By February 1987, the partner on Chrysler, Mr. James Hourihan, concerned about the progress of Chrysler coding, directed that I cease work on MPS and begin work on Chrysler once again. After some discussion between the partners Hourihan (Chrysler) and Mr. Elliot Mincberg (MPS) it was agreed that I would devote a fixed number of hours to each of the projects. (It might be noted that the contest among the partners and associates over my time continues to this day). Sheryl Ferguson directed that my time on Chrysler be spent reviewing the other coders’ work to ensure stylistic consistency and thereby help ensure the integrity of the data base. (The process of reviewing the Chrysler coders' work, termed “super-QCing” was just completed on May 21). (One of the other coders began assisting in this process in early May).

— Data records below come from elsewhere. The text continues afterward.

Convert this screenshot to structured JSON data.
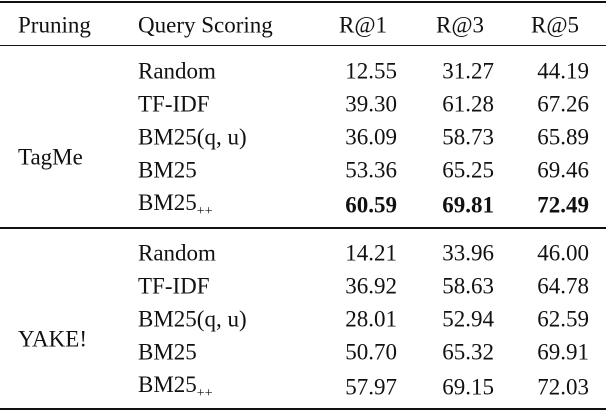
{
  "table": {
    "header": [
      "Pruning",
      "Query Scoring",
      "R@1",
      "R@3",
      "R@5"
    ],
    "groups": [
      {
        "name": "TagMe",
        "rows": [
          {
            "label": "Random",
            "values": [
              "12.55",
              "31.27",
              "44.19"
            ]
          },
          {
            "label": "TF-IDF",
            "values": [
              "39.30",
              "61.28",
              "67.26"
            ]
          },
          {
            "label": "BM25(q, u)",
            "values": [
              "36.09",
              "58.73",
              "65.89"
            ]
          },
          {
            "label": "BM25",
            "values": [
              "53.36",
              "65.25",
              "69.46"
            ]
          },
          {
            "label": "BM25",
            "subscript": "++",
            "values": [
              "60.59",
              "69.81",
              "72.49"
            ],
            "bold": true
          }
        ]
      },
      {
        "name": "YAKE!",
        "rows": [
          {
            "label": "Random",
            "values": [
              "14.21",
              "33.96",
              "46.00"
            ]
          },
          {
            "label": "TF-IDF",
            "values": [
              "36.92",
              "58.63",
              "64.78"
            ]
          },
          {
            "label": "BM25(q, u)",
            "values": [
              "28.01",
              "52.94",
              "62.59"
            ]
          },
          {
            "label": "BM25",
            "values": [
              "50.70",
              "65.32",
              "69.91"
            ]
          },
          {
            "label": "BM25",
            "subscript": "++",
            "values": [
              "57.97",
              "69.15",
              "72.03"
            ]
          }
        ]
      }
    ]
  }
}
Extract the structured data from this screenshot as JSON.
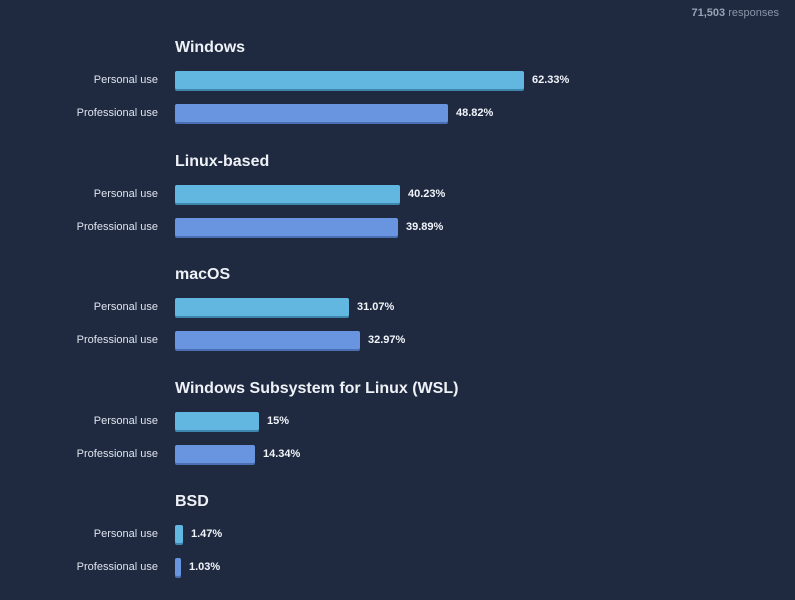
{
  "header": {
    "responses_count": "71,503",
    "responses_label": "responses"
  },
  "chart_data": {
    "type": "bar",
    "orientation": "horizontal",
    "groups": [
      "Windows",
      "Linux-based",
      "macOS",
      "Windows Subsystem for Linux (WSL)",
      "BSD"
    ],
    "series": [
      {
        "name": "Personal use",
        "color": "#62b7e1",
        "values": [
          62.33,
          40.23,
          31.07,
          15,
          1.47
        ],
        "labels": [
          "62.33%",
          "40.23%",
          "31.07%",
          "15%",
          "1.47%"
        ]
      },
      {
        "name": "Professional use",
        "color": "#6894e0",
        "values": [
          48.82,
          39.89,
          32.97,
          14.34,
          1.03
        ],
        "labels": [
          "48.82%",
          "39.89%",
          "32.97%",
          "14.34%",
          "1.03%"
        ]
      }
    ],
    "xlim": [
      0,
      100
    ],
    "grid": false
  }
}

In February 1987 I suggested to Matthew that a test be devised to screen prospective coders. Matthew approached Sheryl with the idea and Sheryl in turn directed that such a test be devised and implemented. On 3 occasions in March 1987, I was requested to review the work of coder applicants, raising the anomalous circumstance of a nonemployee appraising the work of a prospective employee. (On one occasion Sheryl directed that I meet with the applicant).
In April 1987 I began to assist Matthew in miscellaneous tasks related to the completion of the MPS trial exhibit list. During one weekend in early April I worked from 2:00 PM Saturday afternoon until 10:00 AM Sunday preparing MPS trial exhibits for shipment to Milwaukee.

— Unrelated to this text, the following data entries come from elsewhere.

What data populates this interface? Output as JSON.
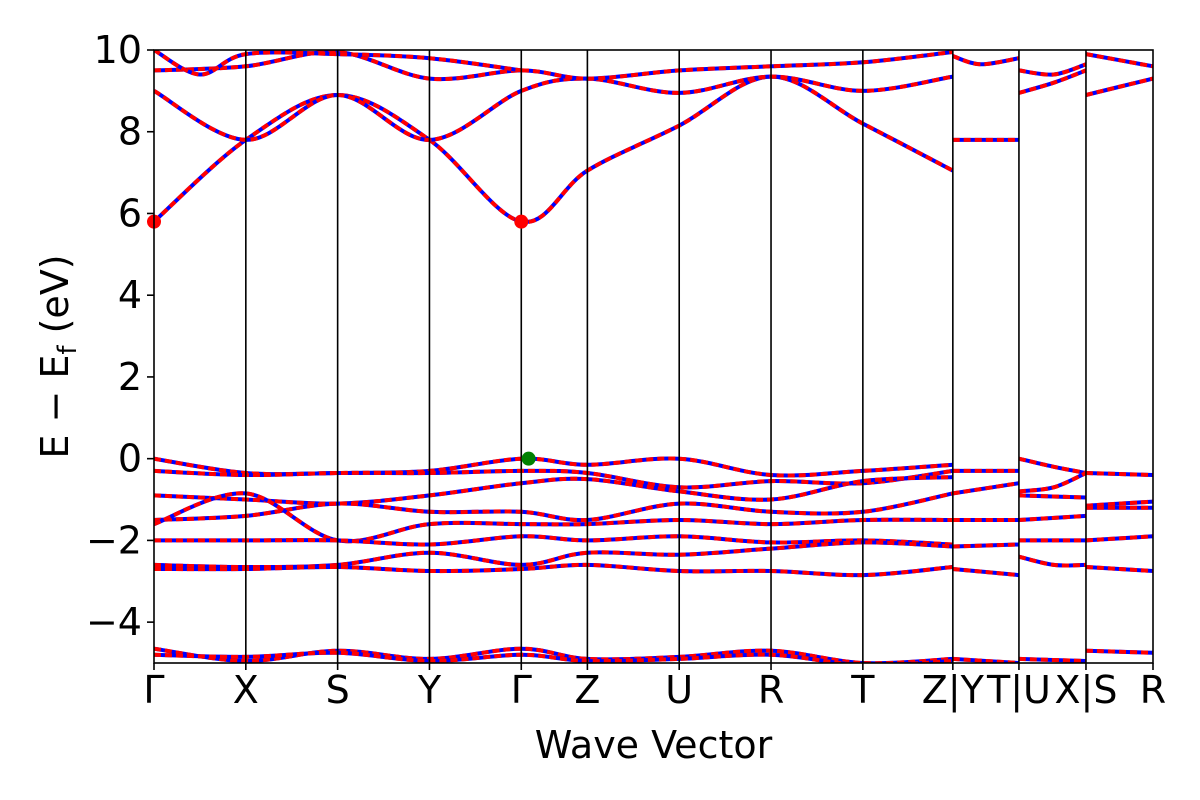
{
  "chart_data": {
    "type": "line",
    "xlabel": "Wave Vector",
    "ylabel": "E − E",
    "ylabel_sub": "f",
    "ylabel_unit": " (eV)",
    "ylim": [
      -5,
      10
    ],
    "yticks": [
      -4,
      -2,
      0,
      2,
      4,
      6,
      8,
      10
    ],
    "ytick_labels": [
      "−4",
      "−2",
      "0",
      "2",
      "4",
      "6",
      "8",
      "10"
    ],
    "kpoint_labels": [
      {
        "label": "Γ",
        "x": 0.0
      },
      {
        "label": "X",
        "x": 1.0
      },
      {
        "label": "S",
        "x": 2.0
      },
      {
        "label": "Y",
        "x": 3.0
      },
      {
        "label": "Γ",
        "x": 4.0
      },
      {
        "label": "Z",
        "x": 4.72
      },
      {
        "label": "U",
        "x": 5.72
      },
      {
        "label": "R",
        "x": 6.72
      },
      {
        "label": "T",
        "x": 7.72
      },
      {
        "label": "Z|Y",
        "x": 8.7
      },
      {
        "label": "T|U",
        "x": 9.42
      },
      {
        "label": "X|S",
        "x": 10.15
      },
      {
        "label": "R",
        "x": 10.88
      }
    ],
    "segment_breaks": [
      8.7,
      9.42,
      10.15
    ],
    "colors": {
      "spin_up": "#ff0000",
      "spin_down": "#0000ff",
      "cbm": "#ff0000",
      "vbm": "#008000",
      "line": "#000000"
    },
    "series": [],
    "bands": [
      {
        "x": [
          0,
          1,
          2,
          3,
          4,
          4.72,
          5.72,
          6.72,
          7.72,
          8.7
        ],
        "y": [
          5.8,
          7.8,
          8.9,
          7.8,
          5.8,
          7.05,
          8.15,
          9.35,
          8.2,
          7.05
        ]
      },
      {
        "x": [
          0,
          1,
          2,
          3,
          4,
          4.72,
          5.72,
          6.72,
          7.72,
          8.7
        ],
        "y": [
          9.0,
          7.8,
          8.9,
          7.8,
          9.0,
          9.3,
          8.95,
          9.35,
          9.0,
          9.35
        ]
      },
      {
        "x": [
          0,
          1,
          2,
          3,
          4,
          4.72,
          5.72,
          6.72,
          7.72,
          8.7
        ],
        "y": [
          9.5,
          9.6,
          9.95,
          9.3,
          9.5,
          9.3,
          9.5,
          9.6,
          9.7,
          9.95
        ]
      },
      {
        "x": [
          0,
          0.5,
          1,
          2,
          3,
          4
        ],
        "y": [
          10,
          9.4,
          9.9,
          9.9,
          9.8,
          9.5
        ]
      },
      {
        "x": [
          8.7,
          9.42
        ],
        "y": [
          7.8,
          7.8
        ]
      },
      {
        "x": [
          8.7,
          9.0,
          9.42
        ],
        "y": [
          9.85,
          9.65,
          9.8
        ]
      },
      {
        "x": [
          9.42,
          9.8,
          10.15
        ],
        "y": [
          8.95,
          9.2,
          9.5
        ]
      },
      {
        "x": [
          9.42,
          9.8,
          10.15
        ],
        "y": [
          9.5,
          9.4,
          9.65
        ]
      },
      {
        "x": [
          10.15,
          10.88
        ],
        "y": [
          8.9,
          9.3
        ]
      },
      {
        "x": [
          10.15,
          10.88
        ],
        "y": [
          9.9,
          9.6
        ]
      },
      {
        "x": [
          0,
          1,
          2,
          3,
          4,
          4.72,
          5.72,
          6.72,
          7.72,
          8.7
        ],
        "y": [
          0.0,
          -0.35,
          -0.35,
          -0.3,
          0.0,
          -0.15,
          0.0,
          -0.4,
          -0.3,
          -0.15
        ]
      },
      {
        "x": [
          0,
          1,
          2,
          3,
          4,
          4.72,
          5.72,
          6.72,
          7.72,
          8.7
        ],
        "y": [
          -0.3,
          -0.4,
          -0.35,
          -0.35,
          -0.3,
          -0.35,
          -0.7,
          -0.55,
          -0.6,
          -0.3
        ]
      },
      {
        "x": [
          0,
          1,
          2,
          3,
          4,
          4.72,
          5.72,
          6.72,
          7.72,
          8.7
        ],
        "y": [
          -0.9,
          -1.0,
          -1.1,
          -0.9,
          -0.6,
          -0.5,
          -0.8,
          -1.0,
          -0.55,
          -0.45
        ]
      },
      {
        "x": [
          0,
          1,
          2,
          3,
          4,
          4.72,
          5.72,
          6.72,
          7.72,
          8.7
        ],
        "y": [
          -1.5,
          -1.4,
          -1.1,
          -1.3,
          -1.3,
          -1.5,
          -1.1,
          -1.3,
          -1.3,
          -0.85
        ]
      },
      {
        "x": [
          0,
          1,
          2,
          3,
          4,
          4.72,
          5.72,
          6.72,
          7.72,
          8.7
        ],
        "y": [
          -1.6,
          -0.85,
          -2.0,
          -1.6,
          -1.6,
          -1.6,
          -1.5,
          -1.6,
          -1.5,
          -1.5
        ]
      },
      {
        "x": [
          0,
          1,
          2,
          3,
          4,
          4.72,
          5.72,
          6.72,
          7.72,
          8.7
        ],
        "y": [
          -2.0,
          -2.0,
          -2.0,
          -2.1,
          -1.9,
          -2.0,
          -1.9,
          -2.05,
          -2.0,
          -2.1
        ]
      },
      {
        "x": [
          0,
          1,
          2,
          3,
          4,
          4.72,
          5.72,
          6.72,
          7.72,
          8.7
        ],
        "y": [
          -2.6,
          -2.65,
          -2.6,
          -2.3,
          -2.6,
          -2.3,
          -2.35,
          -2.2,
          -2.05,
          -2.15
        ]
      },
      {
        "x": [
          0,
          1,
          2,
          3,
          4,
          4.72,
          5.72,
          6.72,
          7.72,
          8.7
        ],
        "y": [
          -2.7,
          -2.7,
          -2.65,
          -2.75,
          -2.7,
          -2.6,
          -2.75,
          -2.75,
          -2.85,
          -2.65
        ]
      },
      {
        "x": [
          8.7,
          9.42
        ],
        "y": [
          -0.3,
          -0.3
        ]
      },
      {
        "x": [
          8.7,
          9.42
        ],
        "y": [
          -0.85,
          -0.6
        ]
      },
      {
        "x": [
          8.7,
          9.42
        ],
        "y": [
          -1.5,
          -1.5
        ]
      },
      {
        "x": [
          8.7,
          9.42
        ],
        "y": [
          -2.15,
          -2.1
        ]
      },
      {
        "x": [
          8.7,
          9.42
        ],
        "y": [
          -2.7,
          -2.85
        ]
      },
      {
        "x": [
          9.42,
          9.8,
          10.15
        ],
        "y": [
          0.0,
          -0.2,
          -0.35
        ]
      },
      {
        "x": [
          9.42,
          9.8,
          10.15
        ],
        "y": [
          -0.8,
          -0.7,
          -0.35
        ]
      },
      {
        "x": [
          9.42,
          10.15
        ],
        "y": [
          -0.9,
          -0.95
        ]
      },
      {
        "x": [
          9.42,
          10.15
        ],
        "y": [
          -1.5,
          -1.4
        ]
      },
      {
        "x": [
          9.42,
          10.15
        ],
        "y": [
          -2.0,
          -2.0
        ]
      },
      {
        "x": [
          9.42,
          9.8,
          10.15
        ],
        "y": [
          -2.4,
          -2.6,
          -2.6
        ]
      },
      {
        "x": [
          10.15,
          10.88
        ],
        "y": [
          -0.35,
          -0.4
        ]
      },
      {
        "x": [
          10.15,
          10.88
        ],
        "y": [
          -1.15,
          -1.05
        ]
      },
      {
        "x": [
          10.15,
          10.88
        ],
        "y": [
          -1.2,
          -1.2
        ]
      },
      {
        "x": [
          10.15,
          10.88
        ],
        "y": [
          -2.0,
          -1.9
        ]
      },
      {
        "x": [
          10.15,
          10.88
        ],
        "y": [
          -2.65,
          -2.75
        ]
      },
      {
        "x": [
          0,
          1,
          2,
          3,
          4,
          4.72,
          5.72,
          6.72,
          7.72,
          8.7
        ],
        "y": [
          -4.65,
          -4.95,
          -4.7,
          -4.9,
          -4.65,
          -4.9,
          -4.85,
          -4.7,
          -5.0,
          -4.9
        ]
      },
      {
        "x": [
          0,
          1,
          2,
          3,
          4,
          4.72,
          5.72,
          6.72,
          7.72,
          8.7
        ],
        "y": [
          -4.8,
          -4.85,
          -4.75,
          -4.95,
          -4.8,
          -4.95,
          -4.9,
          -4.8,
          -5.05,
          -4.95
        ]
      },
      {
        "x": [
          8.7,
          9.42
        ],
        "y": [
          -4.9,
          -5.0
        ]
      },
      {
        "x": [
          9.42,
          10.15
        ],
        "y": [
          -4.9,
          -4.95
        ]
      },
      {
        "x": [
          10.15,
          10.88
        ],
        "y": [
          -4.7,
          -4.75
        ]
      }
    ],
    "markers": [
      {
        "name": "cbm-marker",
        "x": 0.0,
        "y": 5.8,
        "color": "#ff0000"
      },
      {
        "name": "cbm-marker",
        "x": 4.0,
        "y": 5.8,
        "color": "#ff0000"
      },
      {
        "name": "vbm-marker",
        "x": 4.08,
        "y": 0.0,
        "color": "#008000"
      }
    ]
  }
}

On June 1, 1987 I received a telephone call form Milwaukee from the paralegal assigned to the MPS litigation, Ms. Lee Kelly, directing me to begin, at once, digesting MPS trial transcripts. The request that I digest transcripts apparently originated with one of the MPS attorneys in Milwaukee.
At the present time, my work involves largely coding of Chrysler documents and miscellaneous tasks for MPS.
As for my future goals within the department, I am willing to help out where needed and I welcome any opportunity for new challenges.
On a purely subjective note, allow me to state that the charge was often leveled, while Sheryl was CAD manager, that I was singled out by Sheryl for preferential treatment. I hope this memo helps to refute that charge by showing that it has been the attorneys, familiar with my work and desirous of the most expeditious completion of their projects, who have expressly requested my services on numerous occasions.